On Jan. 28, 1948, a plane chartered by federal immigration officials left Oakland, Calif., carrying two pilots, a flight attendant, an immigration guard and 28 Mexican farmworkers. Some were in the United States legally as part of the federal Braceros guest-worker program; others had crossed the border without documents. All 28 were being returned to Mexico.

Eighty miles southwest of Fresno, road workers reported hearing what sounded like an explosion, only to look up and see the left wing shear off the Douglas DC-3 passing high above them. Nearly a dozen bodies were seen falling from a hole in the fuselage before the plane burst into flames and plummeted into a wooded canyon.
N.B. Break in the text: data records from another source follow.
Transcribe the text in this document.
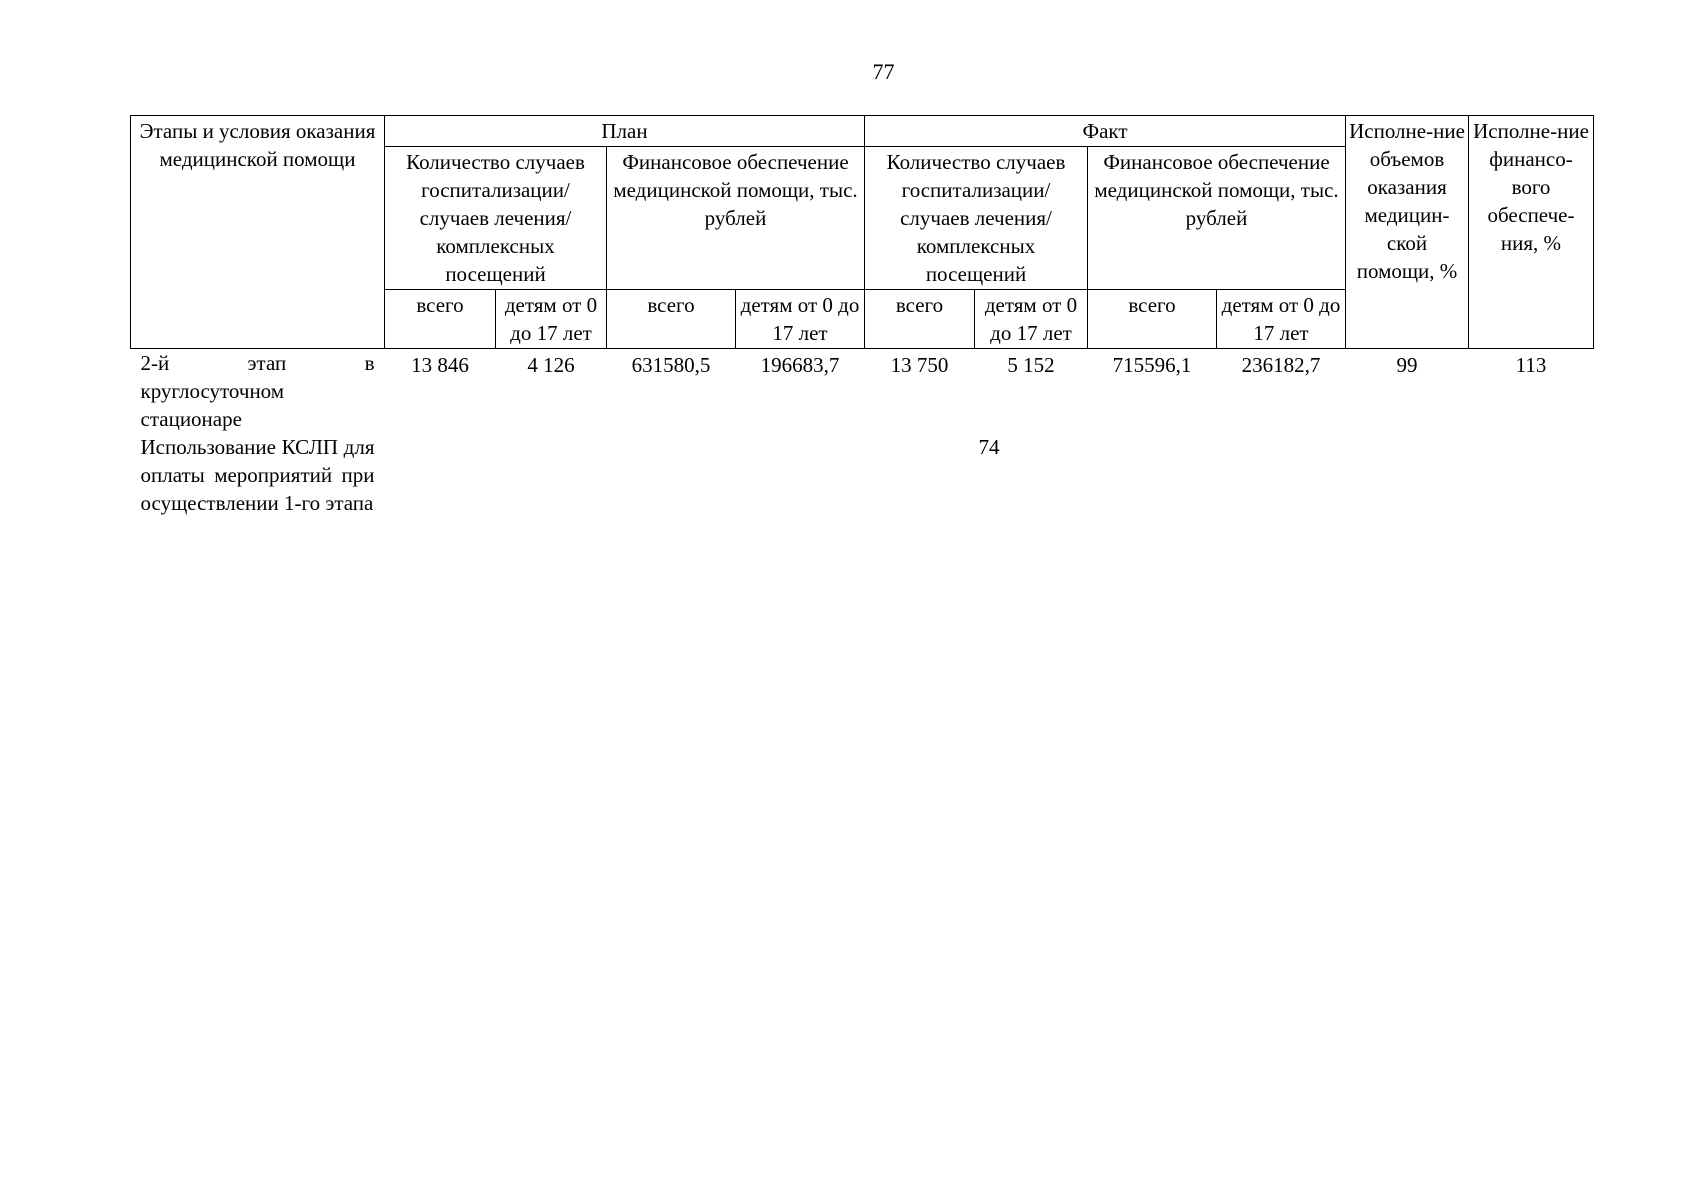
77
Этапы и условия оказания медицинской помощи	План				Факт				Исполне-ние объемов оказания медицин-ской помощи, %	Исполне-ние финансо-вого обеспече-ния, %
	Количество случаев госпитализации/ случаев лечения/ комплексных посещений		Финансовое обеспечение медицинской помощи, тыс. рублей		Количество случаев госпитализации/ случаев лечения/ комплексных посещений		Финансовое обеспечение медицинской помощи, тыс. рублей			
	всего	детям от 0 до 17 лет	всего	детям от 0 до 17 лет	всего	детям от 0 до 17 лет	всего	детям от 0 до 17 лет		
2-й этап в круглосуточном стационаре	13 846	4 126	631580,5	196683,7	13 750	5 152	715596,1	236182,7	99	113
Использование КСЛП для оплаты мероприятий при осуществлении 1-го этапа	74									
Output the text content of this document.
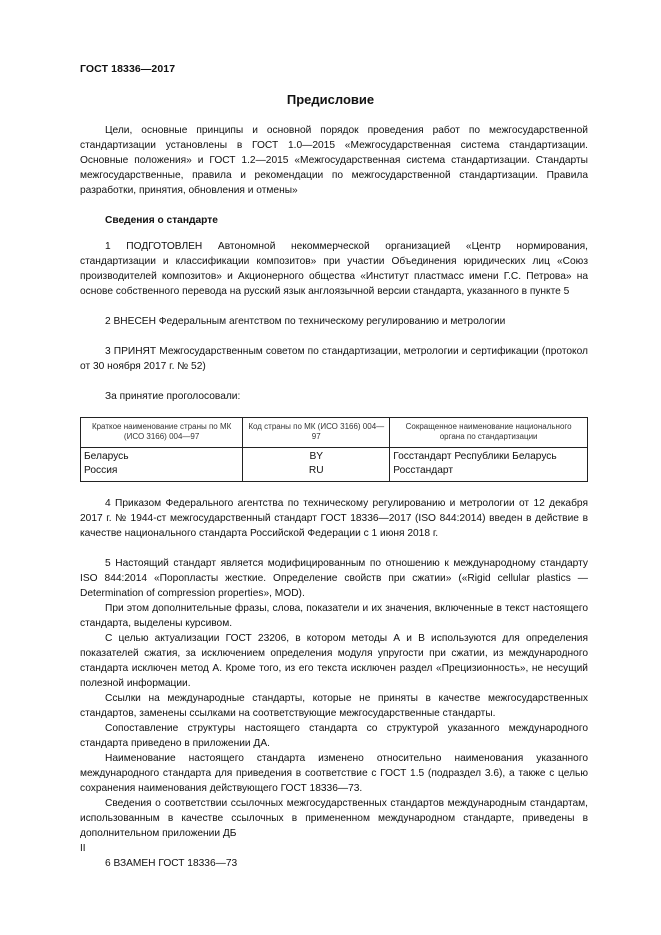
ГОСТ 18336—2017
Предисловие

Цели, основные принципы и основной порядок проведения работ по межгосударственной стандартизации установлены в ГОСТ 1.0—2015 «Межгосударственная система стандартизации. Основные положения» и ГОСТ 1.2—2015 «Межгосударственная система стандартизации. Стандарты межгосударственные, правила и рекомендации по межгосударственной стандартизации. Правила разработки, принятия, обновления и отмены»

Сведения о стандарте

1 ПОДГОТОВЛЕН Автономной некоммерческой организацией «Центр нормирования, стандартизации и классификации композитов» при участии Объединения юридических лиц «Союз производителей композитов» и Акционерного общества «Институт пластмасс имени Г.С. Петрова» на основе собственного перевода на русский язык англоязычной версии стандарта, указанного в пункте 5

2 ВНЕСЕН Федеральным агентством по техническому регулированию и метрологии

3 ПРИНЯТ Межгосударственным советом по стандартизации, метрологии и сертификации (протокол от 30 ноября 2017 г. № 52)

За принятие проголосовали:

Краткое наименование страны по МК (ИСО 3166) 004—97	Код страны по МК (ИСО 3166) 004—97	Сокращенное наименование национального органа по стандартизации
Беларусь	BY	Госстандарт Республики Беларусь
Россия	RU	Росстандарт

4 Приказом Федерального агентства по техническому регулированию и метрологии от 12 декабря 2017 г. № 1944-ст межгосударственный стандарт ГОСТ 18336—2017 (ISO 844:2014) введен в действие в качестве национального стандарта Российской Федерации с 1 июня 2018 г.

5 Настоящий стандарт является модифицированным по отношению к международному стандарту ISO 844:2014 «Поропласты жесткие. Определение свойств при сжатии» («Rigid cellular plastics — Determination of compression properties», MOD).

При этом дополнительные фразы, слова, показатели и их значения, включенные в текст настоящего стандарта, выделены курсивом.

С целью актуализации ГОСТ 23206, в котором методы А и В используются для определения показателей сжатия, за исключением определения модуля упругости при сжатии, из международного стандарта исключен метод А. Кроме того, из его текста исключен раздел «Прецизионность», не несущий полезной информации.

Ссылки на международные стандарты, которые не приняты в качестве межгосударственных стандартов, заменены ссылками на соответствующие межгосударственные стандарты.

Сопоставление структуры настоящего стандарта со структурой указанного международного стандарта приведено в приложении ДА.

Наименование настоящего стандарта изменено относительно наименования указанного международного стандарта для приведения в соответствие с ГОСТ 1.5 (подраздел 3.6), а также с целью сохранения наименования действующего ГОСТ 18336—73.

Сведения о соответствии ссылочных межгосударственных стандартов международным стандартам, использованным в качестве ссылочных в примененном международном стандарте, приведены в дополнительном приложении ДБ

6 ВЗАМЕН ГОСТ 18336—73

II
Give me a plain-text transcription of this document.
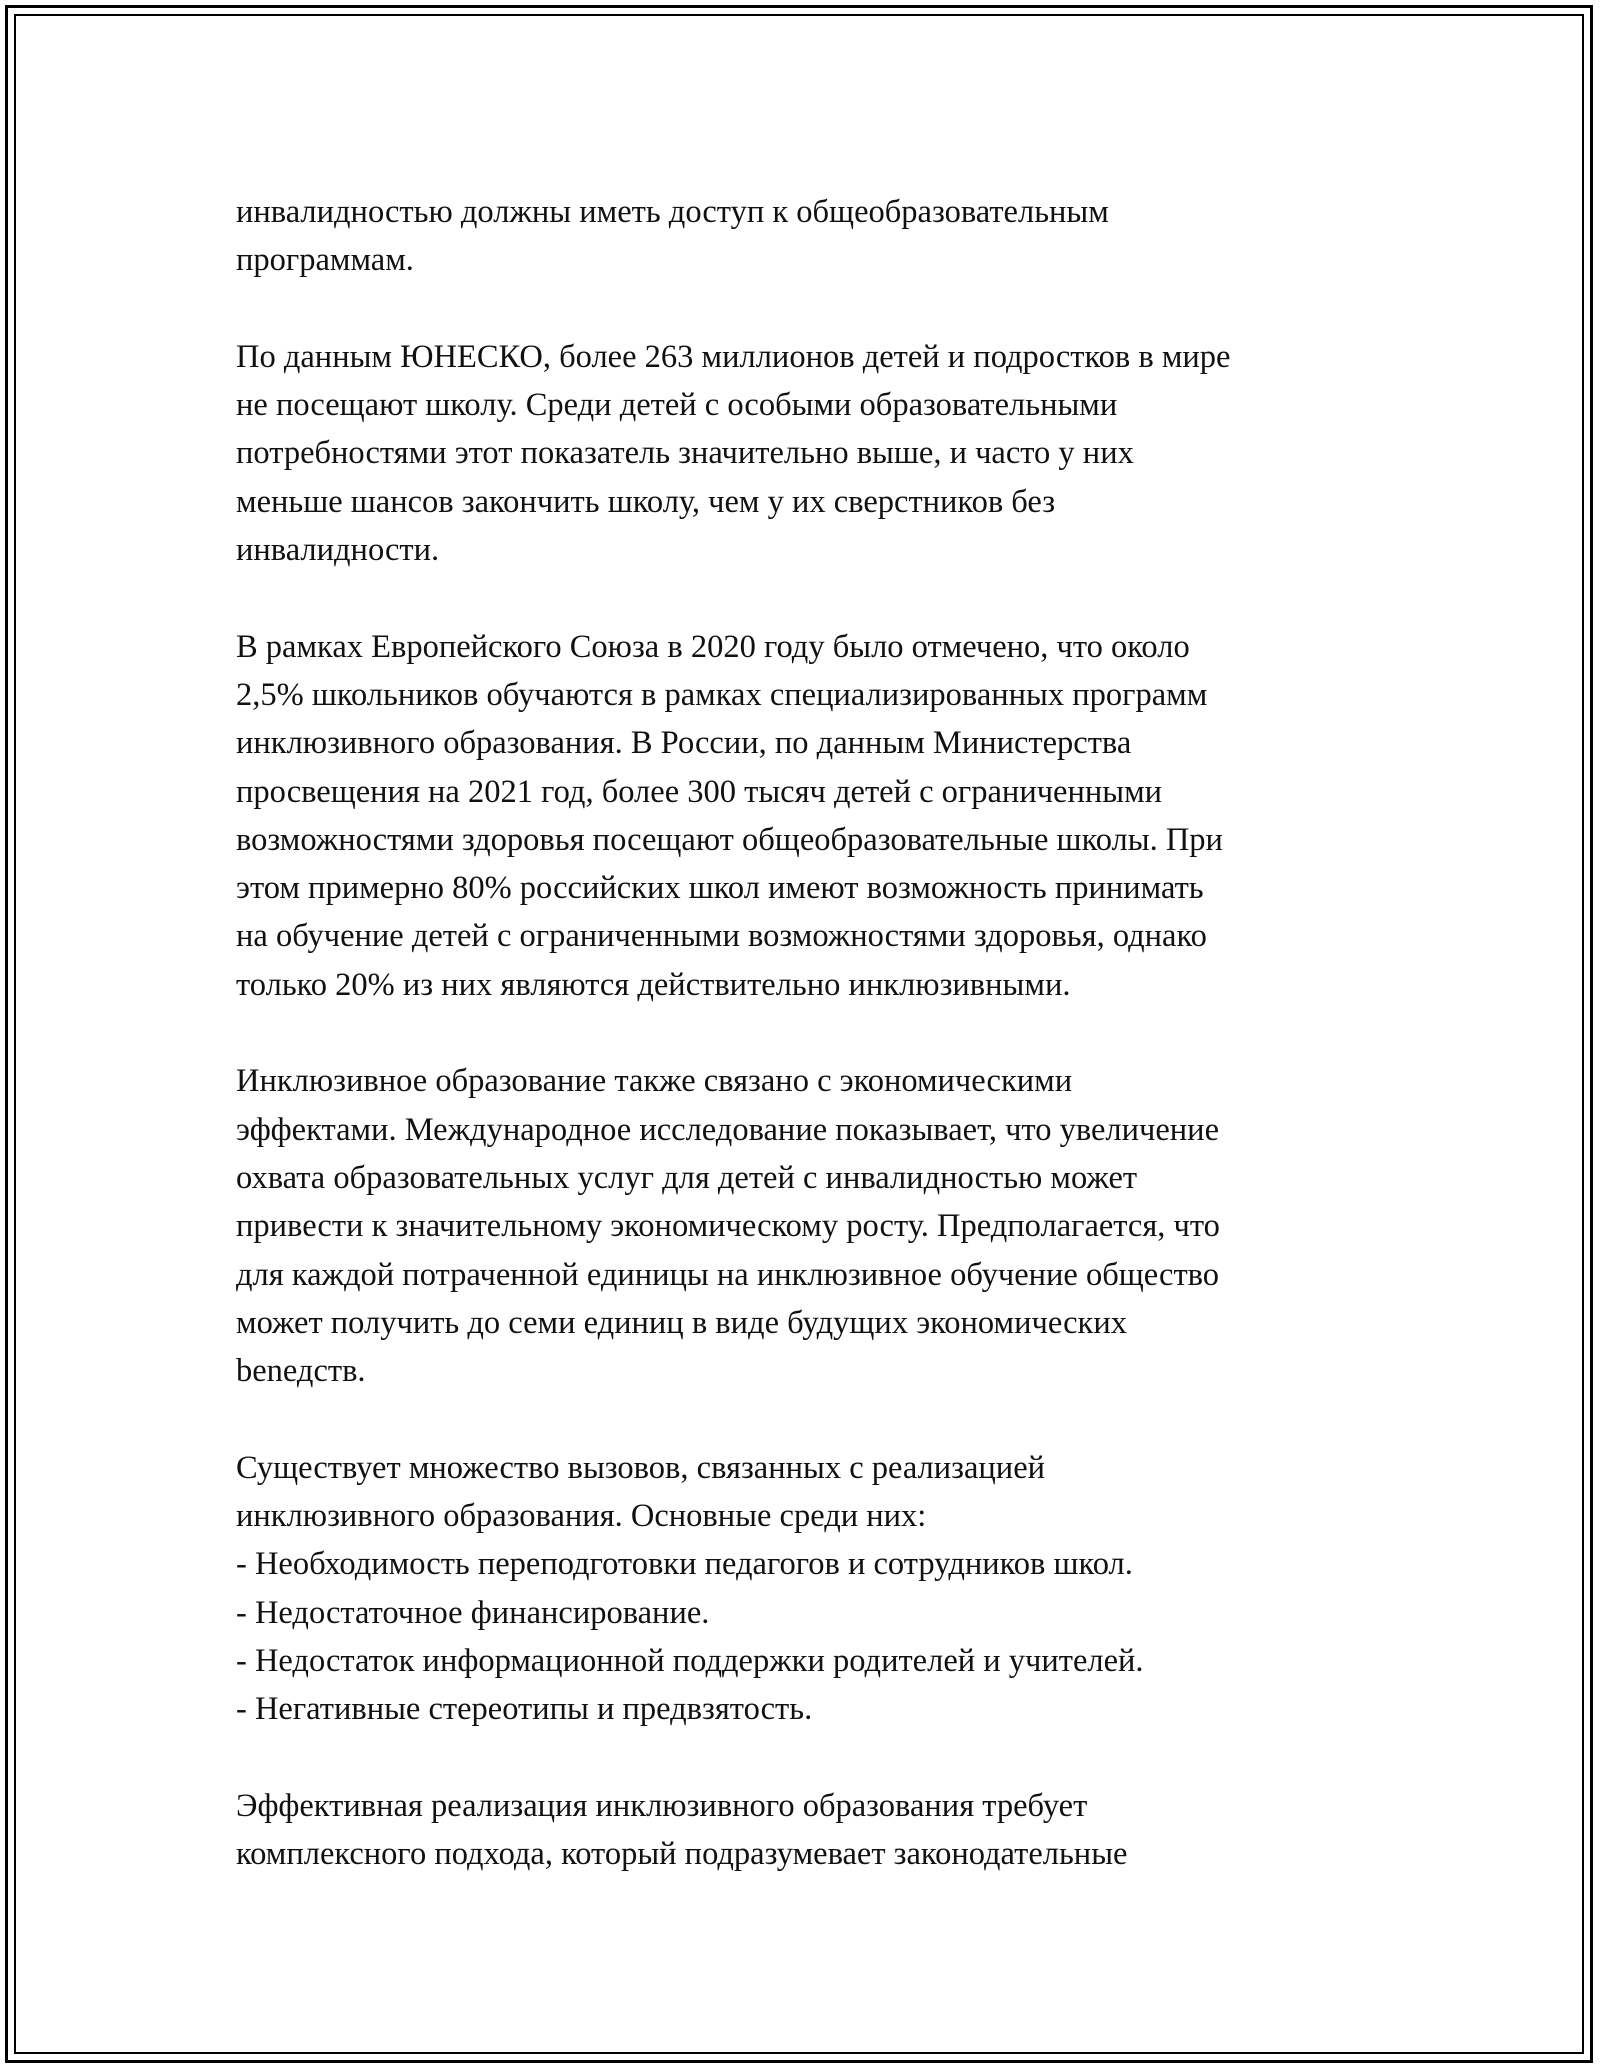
инвалидностью должны иметь доступ к общеобразовательным
программам.

По данным ЮНЕСКО, более 263 миллионов детей и подростков в мире
не посещают школу. Среди детей с особыми образовательными
потребностями этот показатель значительно выше, и часто у них
меньше шансов закончить школу, чем у их сверстников без
инвалидности.

В рамках Европейского Союза в 2020 году было отмечено, что около
2,5% школьников обучаются в рамках специализированных программ
инклюзивного образования. В России, по данным Министерства
просвещения на 2021 год, более 300 тысяч детей с ограниченными
возможностями здоровья посещают общеобразовательные школы. При
этом примерно 80% российских школ имеют возможность принимать
на обучение детей с ограниченными возможностями здоровья, однако
только 20% из них являются действительно инклюзивными.

Инклюзивное образование также связано с экономическими
эффектами. Международное исследование показывает, что увеличение
охвата образовательных услуг для детей с инвалидностью может
привести к значительному экономическому росту. Предполагается, что
для каждой потраченной единицы на инклюзивное обучение общество
может получить до семи единиц в виде будущих экономических
benедств.

Существует множество вызовов, связанных с реализацией
инклюзивного образования. Основные среди них:
- Необходимость переподготовки педагогов и сотрудников школ.
- Недостаточное финансирование.
- Недостаток информационной поддержки родителей и учителей.
- Негативные стереотипы и предвзятость.

Эффективная реализация инклюзивного образования требует
комплексного подхода, который подразумевает законодательные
Everyone aboard was killed. The bodies of the four crew members were shipped to family members, but the remains of the 28 Mexicans were buried in a mass grave here, at the edge of the cemetery.

Although acres of headstones bear Spanish surnames, those crash victims remained unidentified. Near the mass grave, a diminutive stone read only: “28 Mexican Citizens Who Died In An Airplane Accident Near Coalinga California On Jan. 28, 1948 R.I.P.”

The anonymity inspired Woody Guthrie's poem "Deportee (Plane Wreck at Los Gatos)":

The sky plane caught fire over Los Gatos Canyon,
A fireball of lightning, and shook all our hills,
Who are all these friends, all scattered like dry leaves?
The radio says, "They were just deportees."

Goodbye to my Juan, goodbye, Rosalita,
Adios mis amigos, Jesus y Maria;
You won't have your names when you ride the big airplane,
All they will call you will be "deportees."

In the case of “Deportee,” that person was Tim Z. Hernandez, 39, a writer and a son and grandson of Mexican farmworkers. In 2010, Mr. Hernandez came across several newspaper articles about the crash at a Fresno library while he was doing research for a novel.

“When I saw the newspaper stories, Woody Guthrie’s lyrics became real to me,” he said. “I thought, someone somewhere must have those names.”

Together with Carlos Rascon, the cemeteries director for the Roman Catholic Diocese of Fresno, Mr. Hernandez dug through records at the Fresno County recorder’s office and coverage of the crash from a local Spanish-language newspaper. Where he could, Mr. Hernandez filled in information and double-checked name spellings by talking with surviving family members.

At the ceremony on Monday, farm workers stood side by side with folk music fans as a mariachi band played, the bishop of Fresno prayed, incense burned and more than a dozen Aztec dancers performed.

Caritina Paredes Murillo was 11 when news of her father’s death in a plane wreck reached her family in Guanajuato State in central Mexico. For days, everyone in her house wept. But after 65 years, her memories of her father feel more like impressions now: the way he left for long stretches to work, and the sound of his voice singing ballads to her mother when he returned home.

“In my heart I feel happy and sad at the same time,” said Ms. Paredes, 77, who traveled from Mexico to attend the ceremony. “It feels like they were all buried for the first time today.”

During the first of two renditions of “Deportee” on Monday, musicians read the victims’ names as the crowd chanted in Spanish, “descansa en paz,” rest in peace.

Berenice Guzman, a history teacher at Dinuba High School in nearby Dinuba, Calif., had never heard of the plane wreck, or the Woody Guthrie song, until this year. Captivated, she told her students the story. They organized a bake sale to help raise $14,000 for the headstone and memorial service.

“They connected right away because many of their parents are farm workers from Mexico,” Ms. Guzman said at the ceremony. “This is an agricultural community. For many of us here, the people in that crash could have been family.”